Transporté immédiatement aux urgences, M. [W] a souffert d’une contusion splénique, de multiples fractures notamment des côtes et des vertèbres cervicales, et d’un hémopneumothorax bilatéral. Il a subi deux interventions chirurgicales sur la colonne vertébrale les 6 et 7 février 2020, dont une arthrodèse, une fixation d’os par du matériel métallique et une greffe osseuse.
Demeuré hospitalisé jusqu’au 6 mai 2020, M. [W] a fait l’objet d’une rééducation au centre de réadaptation de [Localité 4] jusqu’au 24 mai 2020.
Par courriers recommandés avec accusés de réception des 8 février 2022 et 21 mars 2022, M. [W] a mis en demeure la société Allianz de lui verser une provision à valoir sur l’indemnisation de ses préjudices.
Par ordonnance du 28 septembre 2022, le juge des référés du tribunal judiciaire de Meaux a notamment :
— condamné la société Allianz à payer à M. [W] les sommes provisionnelles de :
*8 000 euros au titre de son préjudice fonctionnel temporaire,
*10 000 euros au titre des souffrances endurées,
*1 000 euros au titre de son préjudice esthétique temporaire, avec intérêt au double du taux d’intérêt légal à compter du 4 octobre 2020 et jusqu’au jour de l’offre ou de la présente décision devenue définitive,
— dit n’y avoir lieu à référé sur les autres demandes de provision,
— mis hors de cause la société SMACL Assurances,
— ordonné une mesure d’expertise confiée au docteur [M] [Y],
— fixé à 2 000 euros le montant de la provision à valoir sur les frais d’expertise devant être consignée par M. [W],
— condamné la société Allianz à payer à M. [W] la somme de 3 000 euros sur le fondement de l’article 700 du code de procédure civile,
— condamné la société Allianz aux dépens.
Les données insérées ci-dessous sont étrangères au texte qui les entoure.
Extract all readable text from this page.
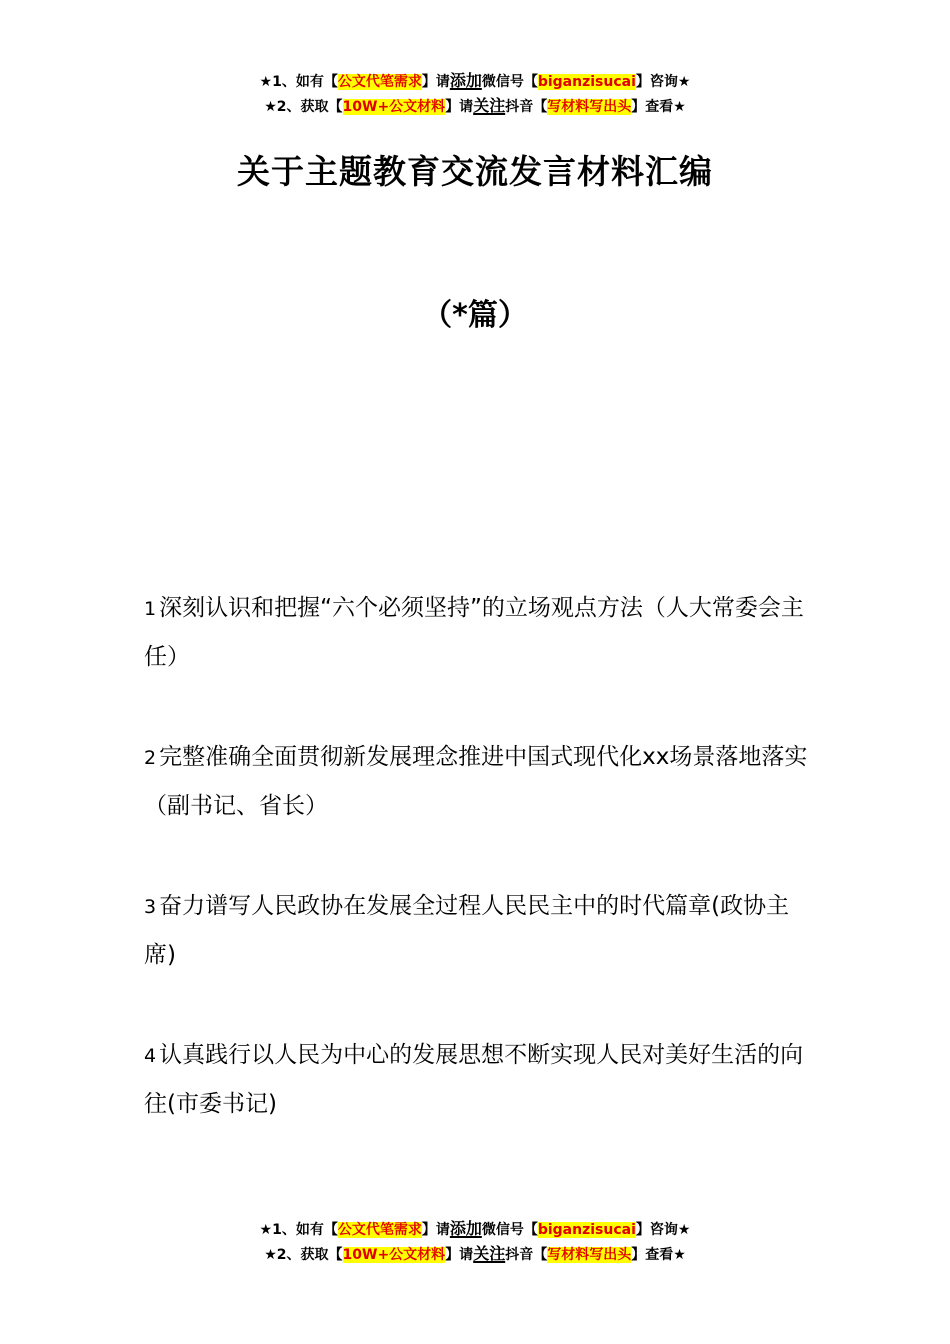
★1、如有【公文代笔需求】请添加微信号【biganzisucai】咨询★
★2、获取【10W+公文材料】请关注抖音【写材料写出头】查看★
关于主题教育交流发言材料汇编
（*篇）
1 深刻认识和把握“六个必须坚持”的立场观点方法（人大常委会主任）
2 完整准确全面贯彻新发展理念推进中国式现代化xx场景落地落实（副书记、省长）
3 奋力谱写人民政协在发展全过程人民民主中的时代篇章(政协主席)
4 认真践行以人民为中心的发展思想不断实现人民对美好生活的向往(市委书记)
★1、如有【公文代笔需求】请添加微信号【biganzisucai】咨询★
★2、获取【10W+公文材料】请关注抖音【写材料写出头】查看★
L’expert a rendu son rapport le 6 avril 2023.
Aux termes de son rapport, l’expert judiciaire a conclu ainsi que suit :
« M. [O] [W], âgé au moment des faits de 62 ans, a été victime le 04/02/2020 d’un polytraumatisme et d’un traumatisme crânien avec une perte de connaissance initiale le score de Glasgow à l’arrivée des secours était de 15. Les images cérébrales auraient été normales.
Le bilan lésionnel associait :
— un polytraumatisme avec une fracture arrachement du corps antéro-intérieur de D5 avec recul du mur postérieur en D5-D6,
— fracture bi-pédiculaire de D6,
— fracture des arcs moyens des côtes 7,8,9,10 à droite et 6,7,8,9,10 à gauche,
— contusion de la rate, sans saignement,
— fracture des apophyses transverses gauche de L2, L3, L4.
Il a nécessité une hospitalisation complète en réanimation, du 04/02/2020 au 05/02/2020, et en chirurgie orthopédique, du 05/02/2020 au 06/03/2020, ensuite en rééducation du 06/03/2020 au 24/04/2020. Il a requis deux chirurgies, le 06/02/2020 pour réduction arthrodèse T3, T9.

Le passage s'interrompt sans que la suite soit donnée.